我了解排序的工作方式,并且由于奇数导致细分错误(由于数组被某种程度地过度填充)而引发了细分错误.我也知道解决方案将涉及测试原始数组是偶数还是奇数,然后根据此值将值分别传递给合并函数.尽管我对该程序了解甚多,但为使它正常工作,我已经将自己的头撞墙了好几个星期了,我希望有人能给我一些建议.

在发布此内容之前,我已经做了大量的工作来寻找答案,但是所有其他示例都涉及带有结构的合并排序程序,这超出了我到目前为止所学的知识.您将在下面发布的代码中看到.此外,整个程序还涉及其他一些文件,但是我只包含了mergesort.c文件和merge.c文件,正如我的教授所保证的那样,这是唯一需要进行任何更改的地方. main文件可以正常工作,并且仅负责填充数组并调用mergesort函数.如果需要其他文件,请告诉我,我将其发布.我没有的唯一原因是因为我们使用的是Linux Shell,而且我还没有找到一种实用的方法来将代码从Shell复制并粘贴到自己的操作系统中,并且需要一段时间才能将其写出. /p>

预先感谢您可以提供的任何指针.这是代码.

mergesort.c

#include <"mergesort.h">

void mergesort(int key[], int n) //key is the array, n is the size of key
{
    int j, k, m, *w;

    w = calloc(n, sizeof(int));
    assert(w != NULL);

    for (k = 1; k < n; k *= 2) {
        for (j = 0; j < n - k; j += 2 * k) {
            merge(key + j, key + j + k, w + j, k, k);
        }
        for (j = 0; j < n; ++j) {
            key[j] = w[j];
        }   
    }
    free(w);
}

merge.c

#include "mergesort.h"

void merge(int a[], int b[], int c[], int m, int n) {
    int i = 0, j = 0, k = 0;

    while (i < m && j < n) {
        if (a[i] < b[j]) {
            c[k++] = a[i++];
        } else {
            c[k++] = b[j++];
        }   
    }

    while (i < m) {
        c[k++] = a[i++];
    }
    while (j < n) {
        c[k++] = b[j++];
    }   
}

解决方案

您的代码有一些问题:

  • include预处理器指令不正确,请使用#include "mergesort.h"#include <mergesort.h>.

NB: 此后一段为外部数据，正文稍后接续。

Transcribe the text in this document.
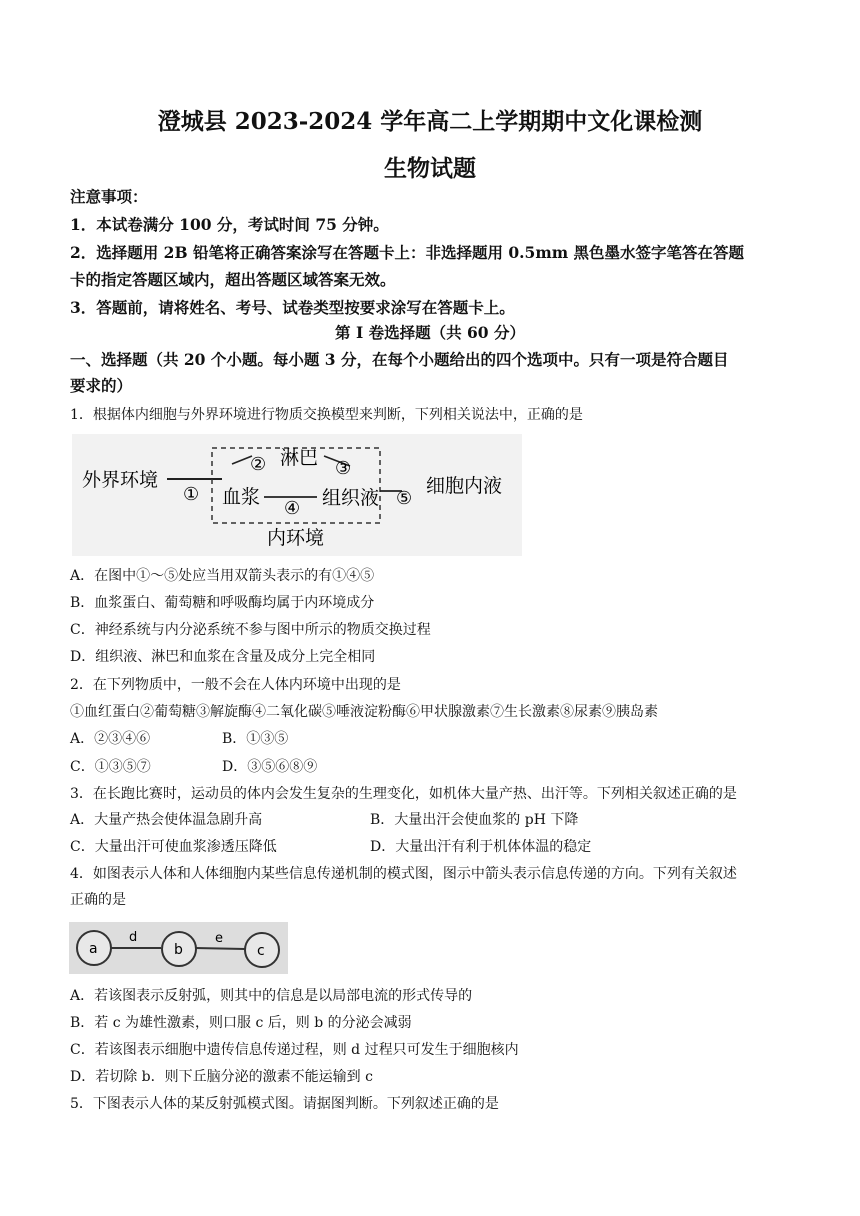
澄城县 2023-2024 学年高二上学期期中文化课检测
生物试题
注意事项：
1．本试卷满分 100 分，考试时间 75 分钟。
2．选择题用 2B 铅笔将正确答案涂写在答题卡上：非选择题用 0.5mm 黑色墨水签字笔答在答题
卡的指定答题区域内，超出答题区域答案无效。
3．答题前，请将姓名、考号、试卷类型按要求涂写在答题卡上。
第 I 卷选择题（共 60 分）
一、选择题（共 20 个小题。每小题 3 分，在每个小题给出的四个选项中。只有一项是符合题目
要求的）
1．根据体内细胞与外界环境进行物质交换模型来判断，下列相关说法中，正确的是
外界环境
①
② 淋巴 ③
血浆	组织液
④	⑤
细胞内液
内环境
A．在图中①～⑤处应当用双箭头表示的有①④⑤
B．血浆蛋白、葡萄糖和呼吸酶均属于内环境成分
C．神经系统与内分泌系统不参与图中所示的物质交换过程
D．组织液、淋巴和血浆在含量及成分上完全相同
2．在下列物质中，一般不会在人体内环境中出现的是
①血红蛋白②葡萄糖③解旋酶④二氧化碳⑤唾液淀粉酶⑥甲状腺激素⑦生长激素⑧尿素⑨胰岛素
A．②③④⑥	B．①③⑤
C．①③⑤⑦	D．③⑤⑥⑧⑨
3．在长跑比赛时，运动员的体内会发生复杂的生理变化，如机体大量产热、出汗等。下列相关叙述正确的是
A．大量产热会使体温急剧升高	B．大量出汗会使血浆的 pH 下降
C．大量出汗可使血浆渗透压降低	D．大量出汗有利于机体体温的稳定
4．如图表示人体和人体细胞内某些信息传递机制的模式图，图示中箭头表示信息传递的方向。下列有关叙述
正确的是
a	b	c
d	e
A．若该图表示反射弧，则其中的信息是以局部电流的形式传导的
B．若 c 为雄性激素，则口服 c 后，则 b 的分泌会减弱
C．若该图表示细胞中遗传信息传递过程，则 d 过程只可发生于细胞核内
D．若切除 b．则下丘脑分泌的激素不能运输到 c
5．下图表示人体的某反射弧模式图。请据图判断。下列叙述正确的是
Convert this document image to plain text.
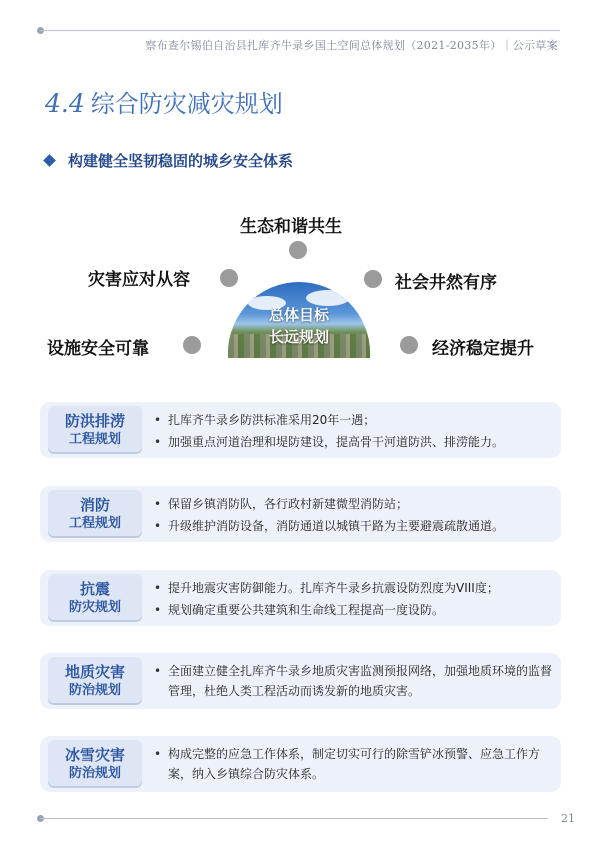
察布查尔锡伯自治县扎库齐牛录乡国土空间总体规划（2021-2035年）｜公示草案
4.4 综合防灾减灾规划
构建健全坚韧稳固的城乡安全体系
生态和谐共生
灾害应对从容	社会井然有序
设施安全可靠	经济稳定提升
总体目标
长远规划
防洪排涝
工程规划
• 扎库齐牛录乡防洪标准采用20年一遇；
• 加强重点河道治理和堤防建设，提高骨干河道防洪、排涝能力。
消防
工程规划
• 保留乡镇消防队，各行政村新建微型消防站；
• 升级维护消防设备，消防通道以城镇干路为主要避震疏散通道。
抗震
防灾规划
• 提升地震灾害防御能力。扎库齐牛录乡抗震设防烈度为VIII度；
• 规划确定重要公共建筑和生命线工程提高一度设防。
地质灾害
防治规划
• 全面建立健全扎库齐牛录乡地质灾害监测预报网络，加强地质环境的监督管理，杜绝人类工程活动而诱发新的地质灾害。
冰雪灾害
防治规划
• 构成完整的应急工作体系，制定切实可行的除雪铲冰预警、应急工作方案，纳入乡镇综合防灾体系。
21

  • 您必须正确计算传递给merge()的数组的大小,以使它的读数不会超出最后一个块的末尾.按照目前的编码,n必须是2的幂,以避免未定义的行为.

为您的目的,这是mergesort.c的更正版本:

#include "mergesort.h"

void mergesort(int key[], int n) {
    // key is the array, n is the number of elements
    int i, j, k, m;
    int *w;

    // allocate the working array
    w = calloc(n, sizeof(int));
    // abort the program on allocation failure
    assert(w != NULL);

    // for pairs of chunks of increasing sizes
    for (k = 1; k < n; k *= 2) {
        // as long as there are enough elements for a pair
        for (j = 0; j + k < n; j = j + k + m) {
            // compute the size of the second chunk: default to k
            m = k;
            if (j + k + m > n) {
                // chunk is the last one, size may be smaller than k
                m = n - j - k;
            }
            // merge adjacent chunks into the working array
            merge(key + j, key + j + k, w + j, k, m);
            // copy the resulting sorted list back to the key array
            for (i = 0; i < k + m; i++) {
                key[j + i] = w[j + i];
            }
        }
    }
    free(w);
}

以下是关于此练习的其他说明,但是您可能不够先进,并且可能不允许更改API:

  • 使用2个不同的源文件似乎过大了. merge例程是一个辅助功能,应为static.它将由现代编译器内联扩展.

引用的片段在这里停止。